AT45, en-route, north northwest of Tanegashima Japan, 2019

AT45, en-route, north northwest of Tanegashima Japan, 2019


On 12 October 2019, an ATR 42-500 on which Captain upgrade line training was being conducted encountered mild clear air turbulence soon after descent began and despite setting flight idle power, a concurrent speed increase led to concern at a possible VMO exceedence. An abrupt and ultimately simultaneous manual increase in pitch attitude followed leading to serious injury to the unsecured cabin crew which rendered them unfit to work.
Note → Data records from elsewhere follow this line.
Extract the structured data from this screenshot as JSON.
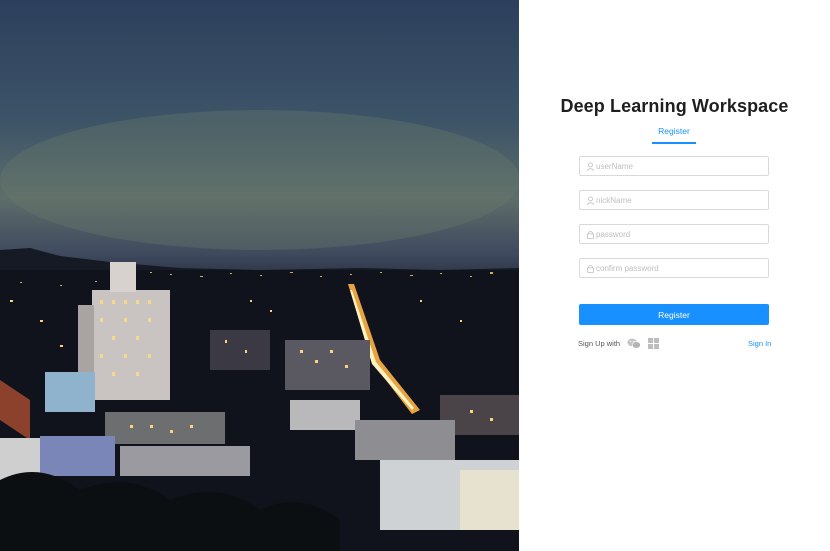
{
  "app": {
    "title": "Deep Learning Workspace"
  },
  "tabs": [
    {
      "label": "Register",
      "active": true
    }
  ],
  "form": {
    "username_placeholder": "userName",
    "nickname_placeholder": "nickName",
    "password_placeholder": "password",
    "confirm_password_placeholder": "confirm password",
    "submit_label": "Register"
  },
  "footer": {
    "signup_label": "Sign Up with",
    "signup_icons": [
      "wechat-icon",
      "windows-icon"
    ],
    "signin_label": "Sign In"
  },
  "colors": {
    "accent": "#1890ff",
    "border": "#d9d9d9",
    "placeholder": "#bfbfbf"
  },
  "background_image": {
    "description_icon": "city-night-photo"
  }
}
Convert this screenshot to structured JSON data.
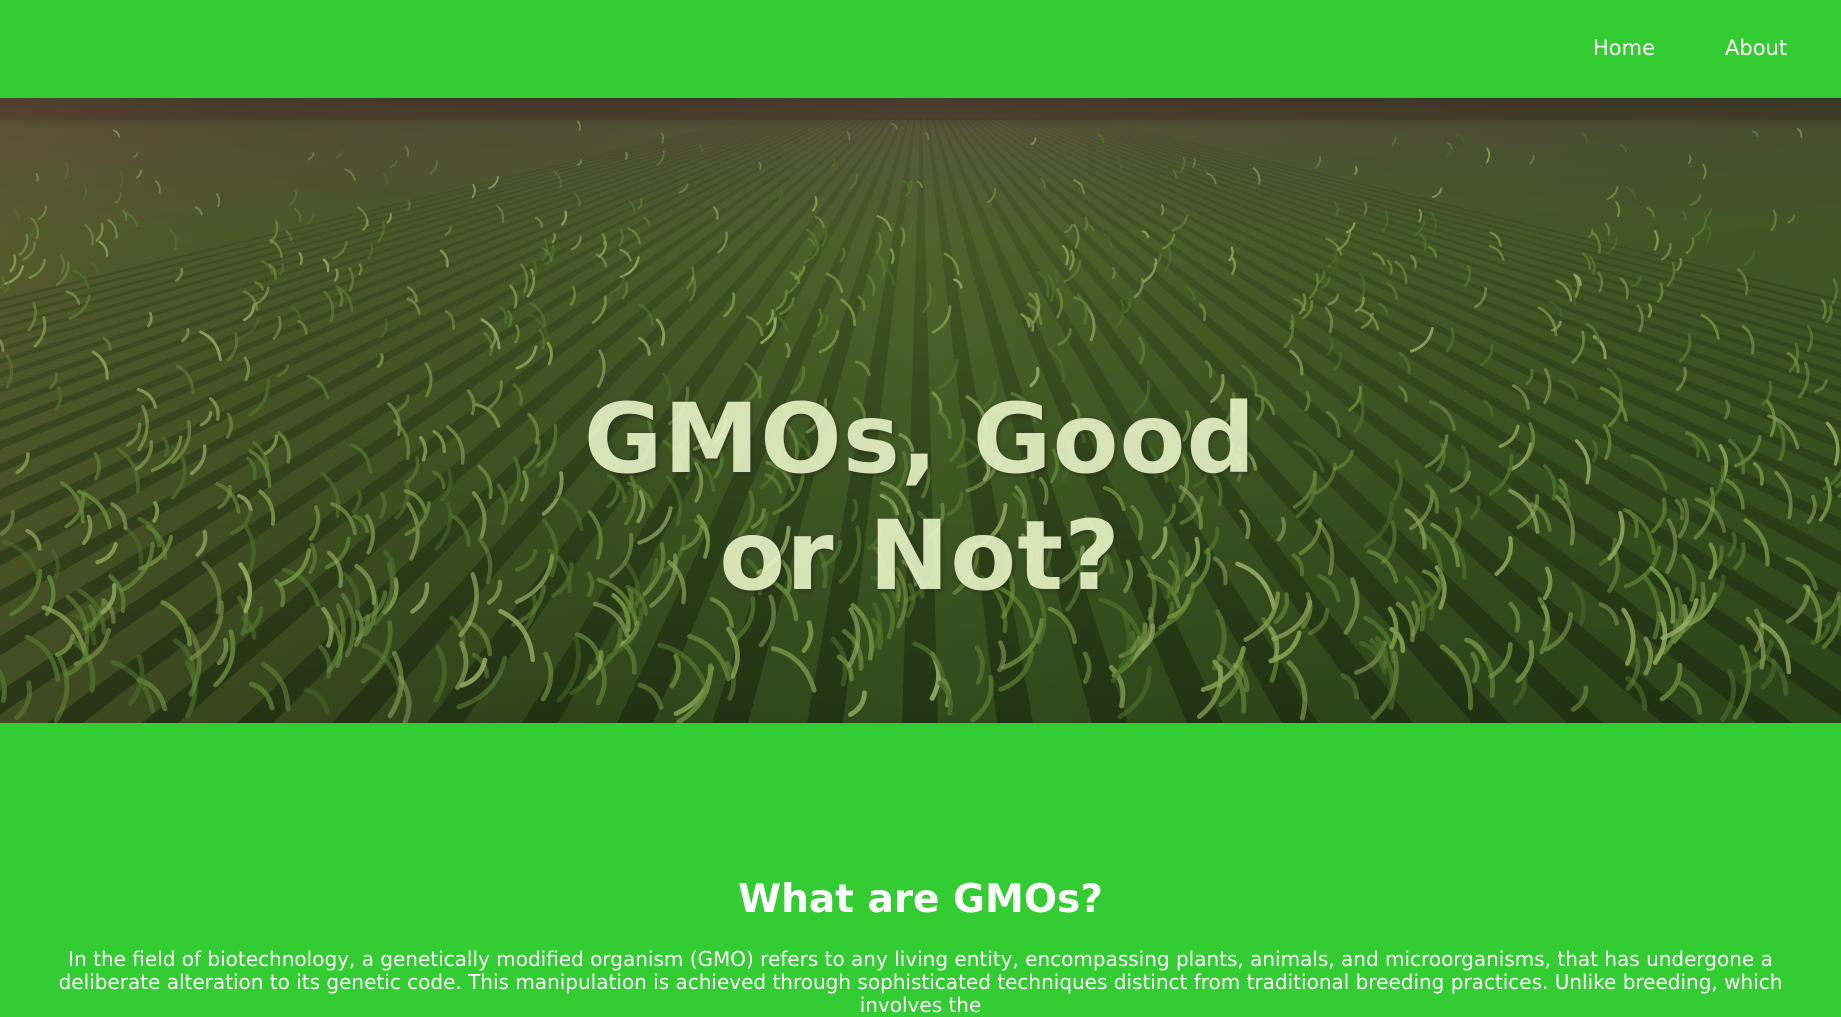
{
  "nav": {
    "home_label": "Home",
    "about_label": "About"
  },
  "hero": {
    "title": "GMOs, Good or Not?",
    "image_subject": "cornfield"
  },
  "section": {
    "heading": "What are GMOs?",
    "text": "In the field of biotechnology, a genetically modified organism (GMO) refers to any living entity, encompassing plants, animals, and microorganisms, that has undergone a deliberate alteration to its genetic code. This manipulation is achieved through sophisticated techniques distinct from traditional breeding practices. Unlike breeding, which involves the"
  },
  "colors": {
    "background": "#33cc33",
    "text": "#ffffff",
    "hero_title": "#e9f4c6"
  }
}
The Investigation found that the upset - a change in pitch from -2.3° to +6.3°in one second - was almost entirely due to pitch input from both pilots rather than turbulence.

Event Details
Event Type
Flight Conditions
Flight Details
Type of Flight
Public Transport (Passenger)
Flight Origin
Intended Destination
Actual Destination
Take-off Commenced
Flight Airborne
Flight Completed
Phase of Flight
30 nm NNW of Tanegashima Airport
Air Turnback, Flight Crew Training, CVR overwritten
Procedural non compliance, Dual Sidestick Input
Environmental Factors, Extreme Pitch
CAT encounter
Damage or injury
Non-aircraft damage
Non-occupant Casualties
Occupant Injuries
Few occupants
Off Airport Landing
Causal Factor Group(s)
Aircraft Operation
Safety Recommendation(s)
None Made
Investigation Type


On 12 October 2019, an ATR 42-500 (JA01JC) being operated by Japan Air Commuter on a scheduled domestic passenger flight from Kagoshima to Tanegashima in day VMC during which line training was being conducted encountered mild turbulence as it began descent from 11,000 feet with the seat belt signs still off. During a subsequent very brief but severe pitch oscillation, the sole member of cabin crew was thrown off balance and sustained a serious injury which prevented her from continuing her duties and the flight returned to Kagoshima. The upset resulted in a vertical acceleration spike to 3.3g which exceeded the limit load factor.     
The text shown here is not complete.